Valuation, growth, and margin comparison against the closest publicly traded peers for this company.
| Company | Mkt Cap | Fwd PE | Rev Grw | Margin | Rating | Upside |
|---|---|---|---|---|---|---|
ARG ARGX argenx SE | $50.0B | 30.7x | +41.8% | 23.3% | Buy | +30.3% |
RAR RARE Ultragenyx Pharmaceutical Inc. | $2.5B | — | +16.6% | -91.0% | Buy | +98.6% |
ALN ALNY Alnylam Pharmaceuticals, Inc. | $40.4B | 45.2x | +33.2% | 13.5% | Buy | +47.1% |
SRP SRPT Sarepta Therapeutics, Inc. | $2.4B | 7.7x | +15.7% | 3.0% | Buy | +6.9% |
BMR BMRN BioMarin Pharmaceutical Inc. | $10.5B | 12.7x | +12.9% | 8.3% | Buy | +64.2% |
ION IONS Ionis Pharmaceuticals, Inc. | $12.7B | — | +15.0% | -30.9% | Buy | +39.6% |
This peer comparison reflects companies with similar business models, product lines, or market positioning, supplemented by industry grouping when direct matches are limited.
Common questions answered from live analyst data and company financials.
argenx SE (ARGX) is rated Buy by Wall Street analysts as of 2026. Of 36 analysts covering the stock, 31 rate it Buy or Strong Buy, 5 rate it Hold, and 0 rate it Sell or Strong Sell. The consensus 12-month price target is $1052, implying +30.3% from the current price of $808. The bear case scenario is $131551 and the bull case is $465.
The Wall Street consensus price target for ARGX is $1052 based on 36 analyst estimates. The high-end target is $1317 (+63.1% from today), and the low-end target is $858 (+6.2%). The base case model target is $2643.

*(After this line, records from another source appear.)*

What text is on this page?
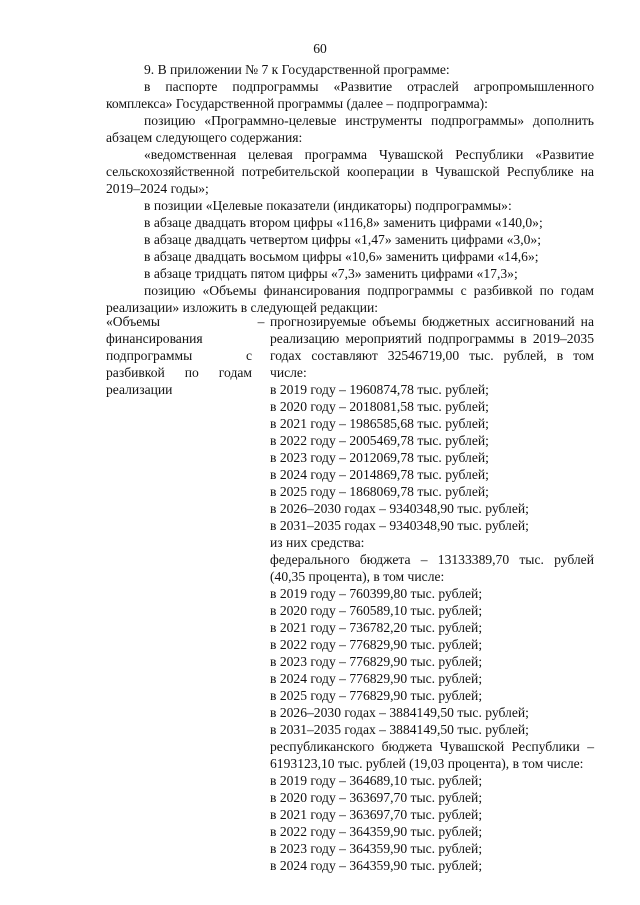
60

9. В приложении № 7 к Государственной программе:

в паспорте подпрограммы «Развитие отраслей агропромышленного комплекса» Государственной программы (далее – подпрограмма):

позицию «Программно-целевые инструменты подпрограммы» дополнить абзацем следующего содержания:

«ведомственная целевая программа Чувашской Республики «Развитие сельскохозяйственной потребительской кооперации в Чувашской Республике на 2019–2024 годы»;

в позиции «Целевые показатели (индикаторы) подпрограммы»:

в абзаце двадцать втором цифры «116,8» заменить цифрами «140,0»;

в абзаце двадцать четвертом цифры «1,47» заменить цифрами «3,0»;

в абзаце двадцать восьмом цифры «10,6» заменить цифрами «14,6»;

в абзаце тридцать пятом цифры «7,3» заменить цифрами «17,3»;

позицию «Объемы финансирования подпрограммы с разбивкой по годам реализации» изложить в следующей редакции:

«Объемы финансирования подпрограммы с разбивкой по годам реализации
– прогнозируемые объемы бюджетных ассигнований на реализацию мероприятий подпрограммы в 2019–2035 годах составляют 32546719,00 тыс. рублей, в том числе:

в 2019 году – 1960874,78 тыс. рублей;

в 2020 году – 2018081,58 тыс. рублей;

в 2021 году – 1986585,68 тыс. рублей;

в 2022 году – 2005469,78 тыс. рублей;

в 2023 году – 2012069,78 тыс. рублей;

в 2024 году – 2014869,78 тыс. рублей;

в 2025 году – 1868069,78 тыс. рублей;

в 2026–2030 годах – 9340348,90 тыс. рублей;

в 2031–2035 годах – 9340348,90 тыс. рублей;

из них средства:

федерального бюджета – 13133389,70 тыс. рублей (40,35 процента), в том числе:

в 2019 году – 760399,80 тыс. рублей;

в 2020 году – 760589,10 тыс. рублей;

в 2021 году – 736782,20 тыс. рублей;

в 2022 году – 776829,90 тыс. рублей;

в 2023 году – 776829,90 тыс. рублей;

в 2024 году – 776829,90 тыс. рублей;

в 2025 году – 776829,90 тыс. рублей;

в 2026–2030 годах – 3884149,50 тыс. рублей;

в 2031–2035 годах – 3884149,50 тыс. рублей;

республиканского бюджета Чувашской Республики – 6193123,10 тыс. рублей (19,03 процента), в том числе:

в 2019 году – 364689,10 тыс. рублей;

в 2020 году – 363697,70 тыс. рублей;

в 2021 году – 363697,70 тыс. рублей;

в 2022 году – 364359,90 тыс. рублей;

в 2023 году – 364359,90 тыс. рублей;

в 2024 году – 364359,90 тыс. рублей;
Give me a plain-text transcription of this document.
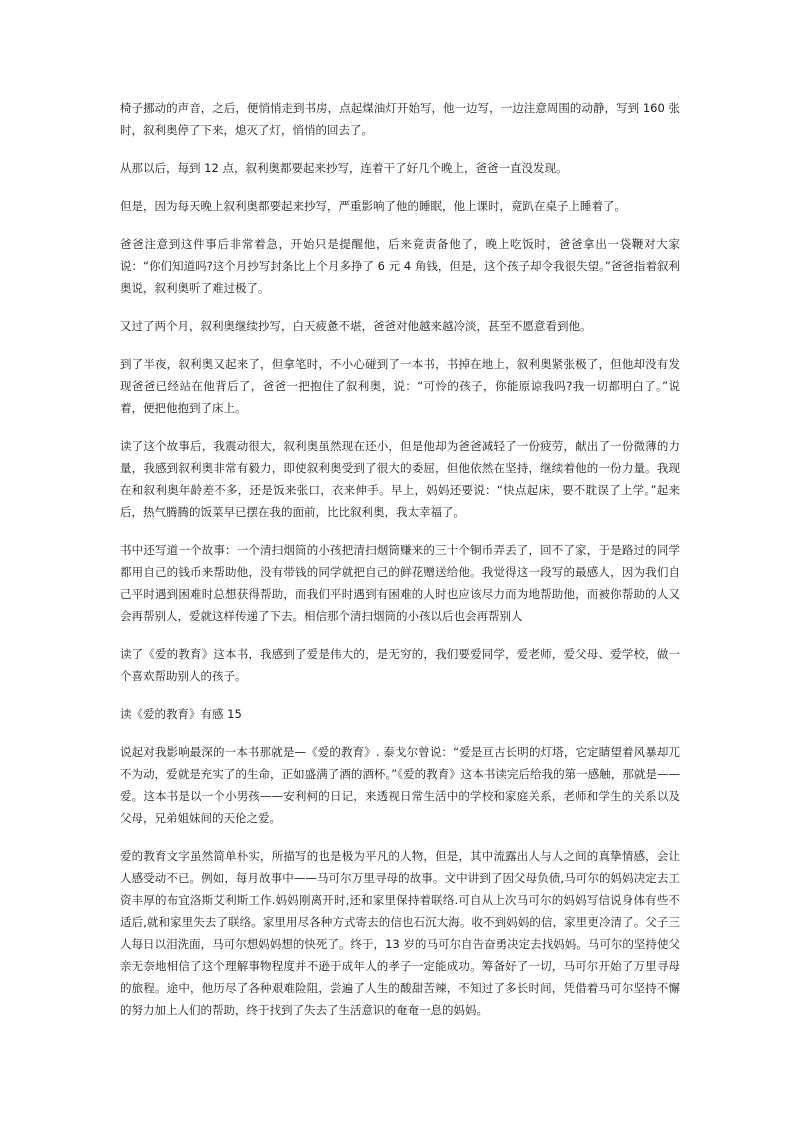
椅子挪动的声音，之后，便悄悄走到书房，点起煤油灯开始写，他一边写，一边注意周围的动静，写到 160 张时，叙利奥停了下来，熄灭了灯，悄悄的回去了。

从那以后，每到 12 点，叙利奥都要起来抄写，连着干了好几个晚上，爸爸一直没发现。

但是，因为每天晚上叙利奥都要起来抄写，严重影响了他的睡眠，他上课时，竟趴在桌子上睡着了。

爸爸注意到这件事后非常着急，开始只是提醒他，后来竟责备他了，晚上吃饭时，爸爸拿出一袋鞭对大家说：“你们知道吗?这个月抄写封条比上个月多挣了 6 元 4 角钱，但是，这个孩子却令我很失望。”爸爸指着叙利奥说，叙利奥听了难过极了。

又过了两个月，叙利奥继续抄写，白天疲惫不堪，爸爸对他越来越冷淡，甚至不愿意看到他。

到了半夜，叙利奥又起来了，但拿笔时，不小心碰到了一本书，书掉在地上，叙利奥紧张极了，但他却没有发现爸爸已经站在他背后了，爸爸一把抱住了叙利奥，说：“可怜的孩子，你能原谅我吗?我一切都明白了。”说着，便把他抱到了床上。

读了这个故事后，我震动很大，叙利奥虽然现在还小，但是他却为爸爸减轻了一份疲劳，献出了一份微薄的力量，我感到叙利奥非常有毅力，即使叙利奥受到了很大的委屈，但他依然在坚持，继续着他的一份力量。我现在和叙利奥年龄差不多，还是饭来张口，衣来伸手。早上，妈妈还要说：“快点起床，要不耽误了上学。”起来后，热气腾腾的饭菜早已摆在我的面前，比比叙利奥，我太幸福了。

书中还写道一个故事：一个清扫烟筒的小孩把清扫烟筒赚来的三十个铜币弄丢了，回不了家，于是路过的同学都用自己的钱币来帮助他，没有带钱的同学就把自己的鲜花赠送给他。我觉得这一段写的最感人，因为我们自己平时遇到困难时总想获得帮助，而我们平时遇到有困难的人时也应该尽力而为地帮助他，而被你帮助的人又会再帮别人，爱就这样传递了下去。相信那个清扫烟筒的小孩以后也会再帮别人

读了《爱的教育》这本书，我感到了爱是伟大的，是无穷的，我们要爱同学，爱老师，爱父母、爱学校，做一个喜欢帮助别人的孩子。

读《爱的教育》有感 15

说起对我影响最深的一本书那就是—《爱的教育》. 泰戈尔曾说：“爱是亘古长明的灯塔，它定睛望着风暴却兀不为动，爱就是充实了的生命，正如盛满了酒的酒杯。”《爱的教育》这本书读完后给我的第一感触，那就是——爱。这本书是以一个小男孩——安利柯的日记，来透视日常生活中的学校和家庭关系，老师和学生的关系以及父母，兄弟姐妹间的天伦之爱。

爱的教育文字虽然简单朴实，所描写的也是极为平凡的人物，但是，其中流露出人与人之间的真挚情感，会让人感受动不已。例如，每月故事中——马可尔万里寻母的故事。文中讲到了因父母负债,马可尔的妈妈决定去工资丰厚的布宜洛斯艾利斯工作.妈妈刚离开时,还和家里保持着联络.可自从上次马可尔的妈妈写信说身体有些不适后,就和家里失去了联络。家里用尽各种方式寄去的信也石沉大海。收不到妈妈的信，家里更冷清了。父子三人每日以泪洗面，马可尔想妈妈想的快死了。终于，13 岁的马可尔自告奋勇决定去找妈妈。马可尔的坚持使父亲无奈地相信了这个理解事物程度并不逊于成年人的孝子一定能成功。筹备好了一切，马可尔开始了万里寻母的旅程。途中，他历尽了各种艰难险阻，尝遍了人生的酸甜苦辣，不知过了多长时间，凭借着马可尔坚持不懈的努力加上人们的帮助，终于找到了失去了生活意识的奄奄一息的妈妈。
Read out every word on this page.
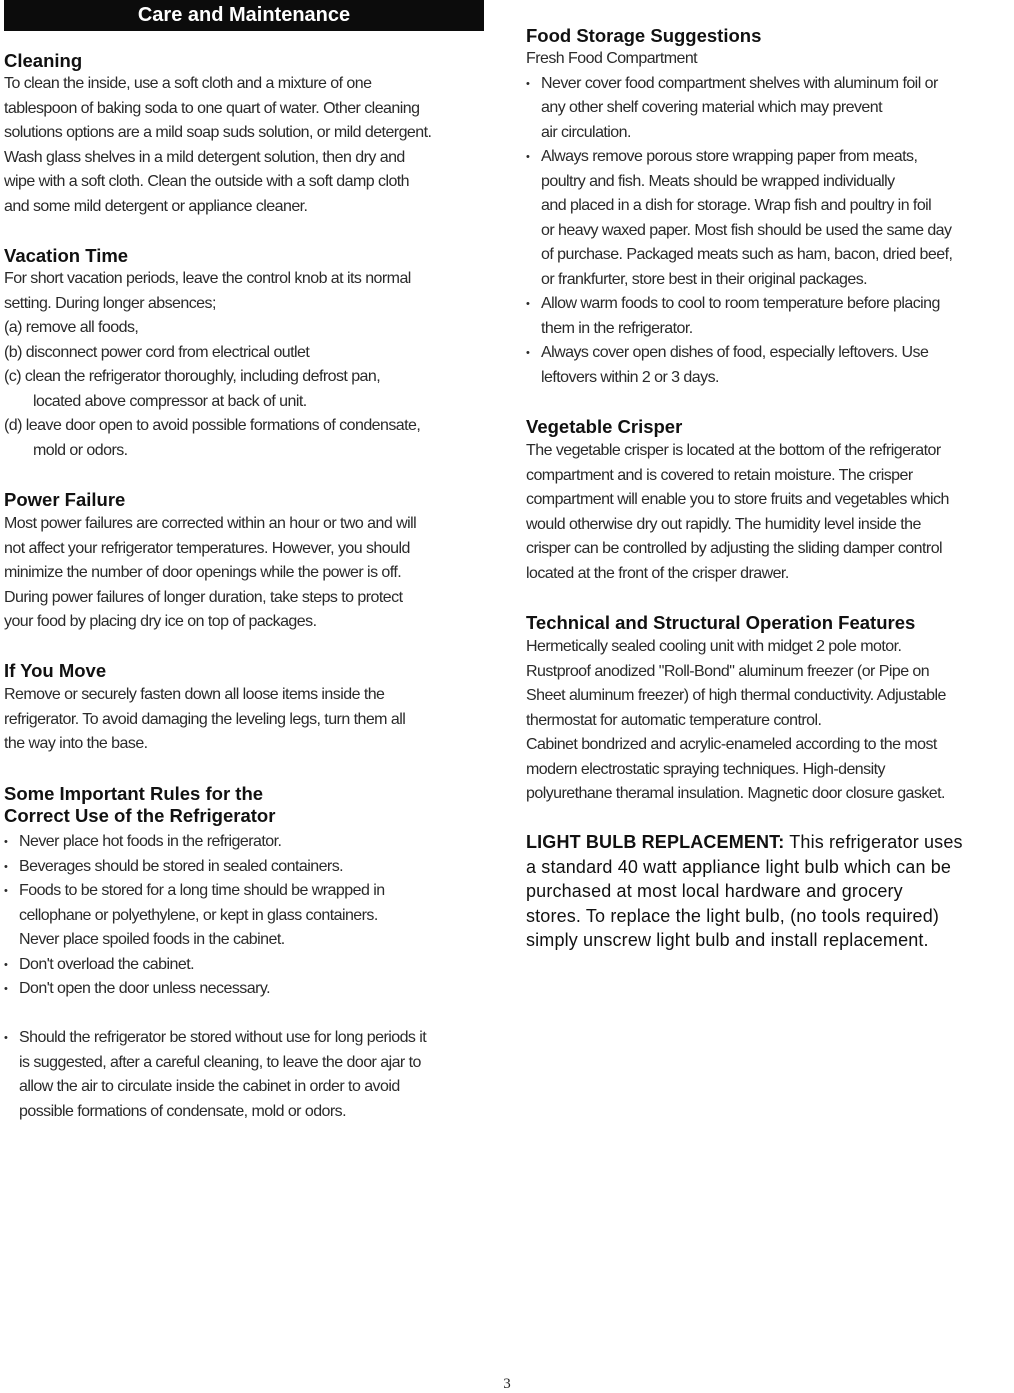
Care and Maintenance
Cleaning
To clean the inside, use a soft cloth and a mixture of one
tablespoon of baking soda to one quart of water. Other cleaning
solutions options are a mild soap suds solution, or mild detergent.
Wash glass shelves in a mild detergent solution, then dry and
wipe with a soft cloth. Clean the outside with a soft damp cloth
and some mild detergent or appliance cleaner.
Vacation Time
For short vacation periods, leave the control knob at its normal
setting. During longer absences;
(a) remove all foods,
(b) disconnect power cord from electrical outlet
(c) clean the refrigerator thoroughly, including defrost pan,
located above compressor at back of unit.
(d) leave door open to avoid possible formations of condensate,
mold or odors.
Power Failure
Most power failures are corrected within an hour or two and will
not affect your refrigerator temperatures. However, you should
minimize the number of door openings while the power is off.
During power failures of longer duration, take steps to protect
your food by placing dry ice on top of packages.
If You Move
Remove or securely fasten down all loose items inside the
refrigerator. To avoid damaging the leveling legs, turn them all
the way into the base.
Some Important Rules for the
Correct Use of the Refrigerator
• Never place hot foods in the refrigerator.
• Beverages should be stored in sealed containers.
• Foods to be stored for a long time should be wrapped in
cellophane or polyethylene, or kept in glass containers.
Never place spoiled foods in the cabinet.
• Don't overload the cabinet.
• Don't open the door unless necessary.
• Should the refrigerator be stored without use for long periods it
is suggested, after a careful cleaning, to leave the door ajar to
allow the air to circulate inside the cabinet in order to avoid
possible formations of condensate, mold or odors.
Food Storage Suggestions
Fresh Food Compartment
• Never cover food compartment shelves with aluminum foil or
any other shelf covering material which may prevent
air circulation.
• Always remove porous store wrapping paper from meats,
poultry and fish. Meats should be wrapped individually
and placed in a dish for storage. Wrap fish and poultry in foil
or heavy waxed paper. Most fish should be used the same day
of purchase. Packaged meats such as ham, bacon, dried beef,
or frankfurter, store best in their original packages.
• Allow warm foods to cool to room temperature before placing
them in the refrigerator.
• Always cover open dishes of food, especially leftovers. Use
leftovers within 2 or 3 days.
Vegetable Crisper
The vegetable crisper is located at the bottom of the refrigerator
compartment and is covered to retain moisture. The crisper
compartment will enable you to store fruits and vegetables which
would otherwise dry out rapidly. The humidity level inside the
crisper can be controlled by adjusting the sliding damper control
located at the front of the crisper drawer.
Technical and Structural Operation Features
Hermetically sealed cooling unit with midget 2 pole motor.
Rustproof anodized "Roll-Bond" aluminum freezer (or Pipe on
Sheet aluminum freezer) of high thermal conductivity. Adjustable
thermostat for automatic temperature control.
Cabinet bondrized and acrylic-enameled according to the most
modern electrostatic spraying techniques. High-density
polyurethane theramal insulation. Magnetic door closure gasket.
LIGHT BULB REPLACEMENT: This refrigerator uses
a standard 40 watt appliance light bulb which can be
purchased at most local hardware and grocery
stores. To replace the light bulb, (no tools required)
simply unscrew light bulb and install replacement.
3
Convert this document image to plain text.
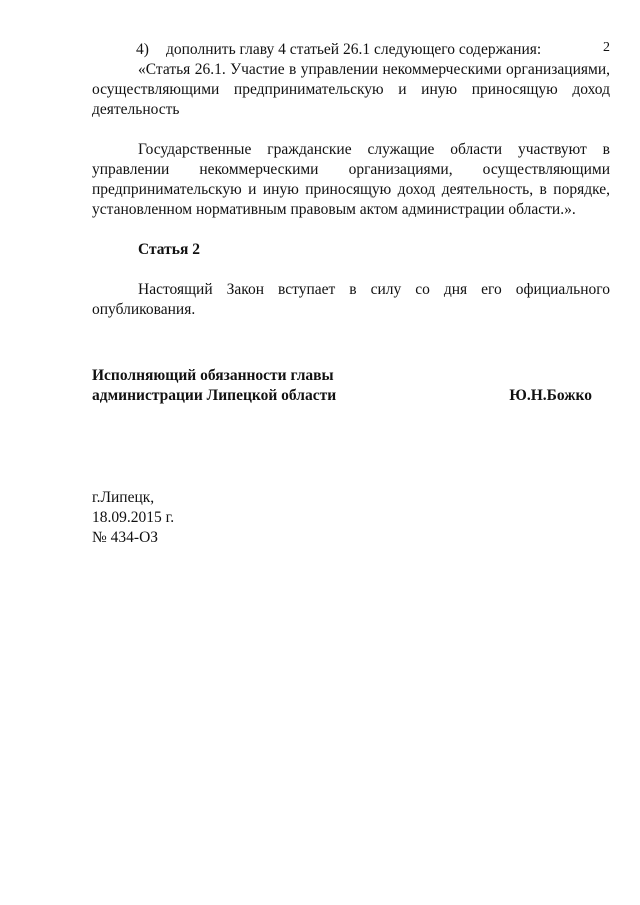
2
4) дополнить главу 4 статьей 26.1 следующего содержания:
«Статья 26.1. Участие в управлении некоммерческими организациями,
осуществляющими предпринимательскую и иную приносящую доход
деятельность
Государственные гражданские служащие области участвуют в
управлении некоммерческими организациями, осуществляющими
предпринимательскую и иную приносящую доход деятельность, в порядке,
установленном нормативным правовым актом администрации области.».
Статья 2
Настоящий Закон вступает в силу со дня его официального
опубликования.
Исполняющий обязанности главы
администрации Липецкой области	Ю.Н.Божко
г.Липецк,
18.09.2015 г.
№ 434-ОЗ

ARGX trades at 30.7x times forward earnings. The stock trades at a notable premium to the broad market, which is typical for businesses with strong free cash flow and above-average growth expectations. Based on current multiples versus the peer group, the relative model signals overvalued. Whether the stock is over or undervalued ultimately depends on whether consensus earnings estimates are achievable.
The primary risks for ARGX in 2026 are: (1) Pipeline & Trial Risk — Argenx’s growth hinges on the success of its flagship molecule efgartigimod across multiple indications. (2) Regulatory Safety Signal — The FDA has flagged a serious safety signal for Vyvgart (efgartigimod alfa and hyaluronidase‑qvfc), noting a severe worsening of chronic inflammatory demyelinating polyradiculoneuropathy (CIDP). (3) Global Regulatory Hurdles — Argenx faces complex regulatory and reimbursement landscapes in new markets. Each factor has the potential to pressure earnings or compress the stock's valuation multiple.
Analyst consensus estimates ARGX will report consensus revenue of $5.6B (+41.8% year-over-year) and EPS of $32.48 (+131.1% year-over-year) for the upcoming fiscal year. The following year, analysts project $7.2B in revenue.
argenx SE is expected to report its next earnings on approximately 2026-05-07. Consensus expects EPS of $5.28 and revenue of $1.3B. Over recent quarters, ARGX has beaten EPS estimates 86% of the time.
argenx SE (ARGX) generated $213M in free cash flow over the trailing twelve months — a free cash flow margin of 5.4%. ARGX returns capital to shareholders through and share repurchases ($0 TTM).